Car, après avoir rencontré Koffi Sama à Bruxelles, Louis Michel a adressé au gouvernement togolais une correspondance ferme dans laquelle il réitère la position de l’UE. Le gouvernement togolais réagit à cette correspondance en dépêchant Natchaba à Strasbourg rencontrer Louis Michel et lui remettre une correspondance de Gnassingbé Eyadéma dans laquelle Eyadéma informe Le Commissaire de sa volonté de dissoudre l’Assemblée nationale et d’organiser des élections législatives anticipées avant la fin du premier semestre 2005. Pour Eyadéma, il s’agit de montrer sa bonne volonté et disposition à mettre en œuvre ses engagements. Sans compter le report sine die de l’adoption du code électoral par l’Assemblée nationale la semaine dernière. Une source haut placée indique qu’il se discute dans le sérail RPT l’idée de présenter au commissaire européen Louis Michel durant son séjour togolais « une sorte de package » en forme de cadre électoral reprenant des propositions de l’opposition. Là encore, il s’agit de contourner et d’éviter la franche et transparente discussion.
Espérons toutefois que le Commissaire européen, fort de son expérience et de son entregent pourra jouer un rôle de véritable catalyse pour nouer les fils d’un dialogue nécessaire entre Eyadéma, son gouvernement et la véritable opposition.
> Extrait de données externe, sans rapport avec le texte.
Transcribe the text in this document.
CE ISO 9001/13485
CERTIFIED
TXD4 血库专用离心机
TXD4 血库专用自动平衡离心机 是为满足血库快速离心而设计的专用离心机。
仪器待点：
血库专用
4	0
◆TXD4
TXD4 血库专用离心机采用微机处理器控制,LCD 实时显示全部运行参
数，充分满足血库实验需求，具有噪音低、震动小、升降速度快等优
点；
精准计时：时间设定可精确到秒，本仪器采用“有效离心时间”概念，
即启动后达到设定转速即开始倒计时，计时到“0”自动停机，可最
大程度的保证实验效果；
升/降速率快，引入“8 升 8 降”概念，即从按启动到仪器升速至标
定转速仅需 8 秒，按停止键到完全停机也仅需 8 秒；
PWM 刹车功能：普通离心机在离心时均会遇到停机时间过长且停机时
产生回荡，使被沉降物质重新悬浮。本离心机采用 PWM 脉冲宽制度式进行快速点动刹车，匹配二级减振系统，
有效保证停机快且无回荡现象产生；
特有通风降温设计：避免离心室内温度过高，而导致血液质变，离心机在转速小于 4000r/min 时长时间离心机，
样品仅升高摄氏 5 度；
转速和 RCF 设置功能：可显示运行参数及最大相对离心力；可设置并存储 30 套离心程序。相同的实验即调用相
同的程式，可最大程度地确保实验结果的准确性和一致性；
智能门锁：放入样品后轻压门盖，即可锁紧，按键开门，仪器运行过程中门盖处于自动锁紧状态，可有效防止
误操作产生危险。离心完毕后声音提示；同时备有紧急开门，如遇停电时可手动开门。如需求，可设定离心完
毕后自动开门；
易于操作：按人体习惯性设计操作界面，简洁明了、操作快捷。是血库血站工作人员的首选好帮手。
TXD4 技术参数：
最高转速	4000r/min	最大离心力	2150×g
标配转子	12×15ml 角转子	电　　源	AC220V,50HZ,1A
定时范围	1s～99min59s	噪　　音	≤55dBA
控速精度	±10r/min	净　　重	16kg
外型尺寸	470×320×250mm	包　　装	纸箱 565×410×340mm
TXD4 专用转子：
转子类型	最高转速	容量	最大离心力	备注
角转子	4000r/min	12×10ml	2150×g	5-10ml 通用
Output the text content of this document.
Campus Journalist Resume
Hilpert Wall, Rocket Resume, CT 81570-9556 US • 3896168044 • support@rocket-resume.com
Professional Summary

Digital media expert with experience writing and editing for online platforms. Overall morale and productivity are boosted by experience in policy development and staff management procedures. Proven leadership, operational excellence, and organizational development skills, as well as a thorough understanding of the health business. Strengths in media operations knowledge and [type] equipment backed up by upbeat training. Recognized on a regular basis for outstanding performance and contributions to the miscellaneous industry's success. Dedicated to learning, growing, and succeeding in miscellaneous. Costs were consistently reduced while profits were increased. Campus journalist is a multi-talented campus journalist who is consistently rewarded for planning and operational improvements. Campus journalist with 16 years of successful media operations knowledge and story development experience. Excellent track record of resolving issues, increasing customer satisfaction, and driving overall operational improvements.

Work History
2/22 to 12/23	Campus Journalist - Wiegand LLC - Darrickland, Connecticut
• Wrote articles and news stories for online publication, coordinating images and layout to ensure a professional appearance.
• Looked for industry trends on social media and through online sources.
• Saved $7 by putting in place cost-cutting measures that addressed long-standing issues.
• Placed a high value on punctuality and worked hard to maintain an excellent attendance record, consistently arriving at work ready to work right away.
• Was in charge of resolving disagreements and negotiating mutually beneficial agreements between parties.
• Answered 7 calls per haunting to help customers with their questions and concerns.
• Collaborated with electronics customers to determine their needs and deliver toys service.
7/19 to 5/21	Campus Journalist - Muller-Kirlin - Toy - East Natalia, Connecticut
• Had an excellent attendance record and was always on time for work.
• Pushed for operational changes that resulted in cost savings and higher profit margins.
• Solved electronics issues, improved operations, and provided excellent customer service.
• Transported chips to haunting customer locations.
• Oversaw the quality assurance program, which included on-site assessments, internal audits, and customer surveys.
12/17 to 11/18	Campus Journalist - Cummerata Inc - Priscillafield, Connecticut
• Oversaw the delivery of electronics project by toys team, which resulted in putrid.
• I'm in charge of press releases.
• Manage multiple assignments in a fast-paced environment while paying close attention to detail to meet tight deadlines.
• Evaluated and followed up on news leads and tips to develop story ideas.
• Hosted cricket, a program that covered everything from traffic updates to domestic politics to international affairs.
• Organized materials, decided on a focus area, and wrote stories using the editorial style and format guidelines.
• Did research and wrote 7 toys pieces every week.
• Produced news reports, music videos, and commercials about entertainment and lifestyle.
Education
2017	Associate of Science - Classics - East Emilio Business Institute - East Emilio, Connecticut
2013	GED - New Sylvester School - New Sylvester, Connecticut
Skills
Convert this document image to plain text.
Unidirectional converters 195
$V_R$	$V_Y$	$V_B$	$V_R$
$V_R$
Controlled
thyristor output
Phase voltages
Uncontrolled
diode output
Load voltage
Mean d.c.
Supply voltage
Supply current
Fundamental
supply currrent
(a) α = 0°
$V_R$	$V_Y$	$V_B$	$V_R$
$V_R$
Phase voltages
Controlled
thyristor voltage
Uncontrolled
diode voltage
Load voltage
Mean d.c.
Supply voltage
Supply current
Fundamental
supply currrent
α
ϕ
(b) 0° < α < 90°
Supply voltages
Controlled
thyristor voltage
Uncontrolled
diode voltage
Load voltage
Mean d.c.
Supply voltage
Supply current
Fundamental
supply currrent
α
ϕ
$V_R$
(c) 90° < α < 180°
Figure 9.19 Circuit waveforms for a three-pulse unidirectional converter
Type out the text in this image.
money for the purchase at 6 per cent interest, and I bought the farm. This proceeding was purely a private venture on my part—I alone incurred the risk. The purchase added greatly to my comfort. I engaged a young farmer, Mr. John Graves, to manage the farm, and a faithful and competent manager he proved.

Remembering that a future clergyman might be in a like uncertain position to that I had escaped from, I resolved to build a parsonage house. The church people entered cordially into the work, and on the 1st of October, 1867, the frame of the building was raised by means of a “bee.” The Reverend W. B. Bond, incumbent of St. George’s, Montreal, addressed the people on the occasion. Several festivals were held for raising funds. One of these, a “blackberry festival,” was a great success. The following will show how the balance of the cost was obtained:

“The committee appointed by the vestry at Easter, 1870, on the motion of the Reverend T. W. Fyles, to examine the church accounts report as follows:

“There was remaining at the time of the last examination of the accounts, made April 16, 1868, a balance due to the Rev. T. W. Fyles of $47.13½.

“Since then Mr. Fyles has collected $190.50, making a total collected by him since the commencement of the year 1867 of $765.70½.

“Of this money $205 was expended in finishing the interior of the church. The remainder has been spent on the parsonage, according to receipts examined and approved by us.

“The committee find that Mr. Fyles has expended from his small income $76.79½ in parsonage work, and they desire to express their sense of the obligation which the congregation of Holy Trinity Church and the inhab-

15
La rédaction letogolais.com
Rappel :
1-Passage de la Correspondance adressé par le Président du Conseil européen à Koffi Sama le 16 novembre 2004
À l’attention du Premier ministre, chef du gouvernement de la République togolaise
Monsieur le Premier ministre,
Dans ce contexte, les mesures concrètes suivantes, qui sont conformes aux engagements figurant à l’annexe à cette annexe, sont particulièrement attendues par l’Union Européenne :
la mise en oeuvre du dialogue national dans un cadre structuré et transparent conformément à l’engagement n° 1.1 ;
dans le contexte de ce dialogue, la révision du cadre électoral garantissant un processus transparent et démocratique conformément à l’engagement n° 1.3 ;
la définition d’un cadre juridique organisant le financement des partis politiques conformément à l’engagement n° 1.4 ;
l’organisation des scrutins pour les élections législatives et locales conformément aux engagements n° 1.5 et 1.6 ;
la poursuite du processus de décentralisation selon l’engagement n° 1.7 ;
la poursuite du règlement de la question des prisonniers politiques et leur libération le cas échéant comme stipulée à l’engagement n° 2.2 ;
la révision des mandats et statuts de la Commission nationale des Droits de l’Homme et de la Haute Autorité de l’Audiovisuel et de la Communication selon les engagements n° 2.5 et 3.6 ;
la poursuite de la réforme du secteur juridique et judiciaire conformément aux recommandations contenues dans le rapport diagnostic du PNUD. L’Union européenne attache également une grande importance à la poursuite et à la consolidation des activités déjà entreprises dans le cadre des engagements n° 1.2, 1.4, 2.1, 2.3, 2.4, 2.6, 3.2, 3.3, 3.4 et 3.5.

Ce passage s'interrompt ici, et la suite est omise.